Thousands of tourists will spend the biggest summer holiday of the year on the Grand Strand, but no one knows whether the heaviest tourist traffic occurred last weekend or will happen next weekend.
When the holiday falls on a Wednesday, tourism traffic will be more spread out, causing planning issues for Grand Strand hoteliers.
Among the many reasons tourists have to visit Myrtle Beach over the Fourth, Stanley and Sharon Wriston of Fayette Co., West Virginia have a unique excuse.
They came to Myrtle Beach because they lost power in their home from heavy storms last weekend.
"We're having fun being here," said Sharon Wriston. "We have air conditioning and water and plenty to eat."
For the Wagaman family from surburban Baltimore, it's all about celebrating summer.
"Enjoying the sand, the surf, the sun," said mom Kerrie Wagaman.
The Wagamans will stay on the Grand Strand for more than a week, scheduling their travel carefully.

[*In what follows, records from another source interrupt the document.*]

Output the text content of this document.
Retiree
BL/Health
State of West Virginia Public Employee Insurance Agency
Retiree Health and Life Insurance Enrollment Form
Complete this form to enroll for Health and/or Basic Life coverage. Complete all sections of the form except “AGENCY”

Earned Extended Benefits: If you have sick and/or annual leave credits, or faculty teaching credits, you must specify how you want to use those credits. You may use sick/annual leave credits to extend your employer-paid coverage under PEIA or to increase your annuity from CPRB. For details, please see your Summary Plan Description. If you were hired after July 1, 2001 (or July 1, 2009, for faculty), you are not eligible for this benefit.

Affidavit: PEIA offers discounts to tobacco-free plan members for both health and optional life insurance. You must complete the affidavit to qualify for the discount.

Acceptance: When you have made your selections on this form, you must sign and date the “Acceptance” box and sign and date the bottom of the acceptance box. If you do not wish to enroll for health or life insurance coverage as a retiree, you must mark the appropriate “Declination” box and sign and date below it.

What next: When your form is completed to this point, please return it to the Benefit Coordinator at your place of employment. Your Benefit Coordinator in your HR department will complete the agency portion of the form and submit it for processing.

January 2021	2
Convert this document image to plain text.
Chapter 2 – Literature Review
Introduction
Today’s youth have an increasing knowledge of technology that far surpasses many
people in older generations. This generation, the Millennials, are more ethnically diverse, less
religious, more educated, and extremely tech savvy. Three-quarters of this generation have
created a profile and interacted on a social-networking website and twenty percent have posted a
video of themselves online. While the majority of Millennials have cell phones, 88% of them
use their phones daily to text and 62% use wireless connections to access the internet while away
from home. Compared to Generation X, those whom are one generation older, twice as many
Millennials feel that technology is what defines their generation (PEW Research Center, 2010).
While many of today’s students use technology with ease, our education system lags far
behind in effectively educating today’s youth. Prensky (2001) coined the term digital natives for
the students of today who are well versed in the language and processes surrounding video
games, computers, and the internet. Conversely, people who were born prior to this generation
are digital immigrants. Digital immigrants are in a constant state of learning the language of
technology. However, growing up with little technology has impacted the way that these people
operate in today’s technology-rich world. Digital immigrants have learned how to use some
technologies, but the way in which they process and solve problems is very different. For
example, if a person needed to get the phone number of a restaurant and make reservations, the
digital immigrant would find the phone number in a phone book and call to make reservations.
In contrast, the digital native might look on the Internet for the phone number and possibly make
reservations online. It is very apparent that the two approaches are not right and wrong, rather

"We like to avoid all the hubbub and the traffic on the weekend, so we try to leave before a weekend and come back after one."
Longer stays like the Wagamans' are one feature of a July Fourth that falls in the middle of the week.
Hoteliers don't know when the big rush will be - the weekend before the 4th or the weekend after - though tourism officials say the end result is the same.
"I do think that the same number of people come, they're just split up over more days, so you don't have quite the occupancy you want, but it does go on longer," said Gary Loftus, director of CCU's Center for Economic Development.
South Carolina's low gas prices are popular with travelers but Loftus isn't sure how much that impacts their decision to come here.
"Is that a decision affecting their vacation? I really don't know. It sure doesn't hurt," Loftus said.
Whatever the reason, Loftus said this has been a good year for tourism.
"We are setting records in hospitality fee collections, in accommodations tax collections, and while individual businesses may not be seeing an increase in business, the beach overall is."
About 92 percent of condos and cottages on the Grand Strand were already reserved for the July 4th week back in mid-June, which Loftus said is a strong showing. He said there are signs this could be the busiest July 4th since before the recession in 2008.
According to AAA Motor Club, average gas prices in Myrtle Beach are about 39 cents a gallon cheaper than they were last July Fourth.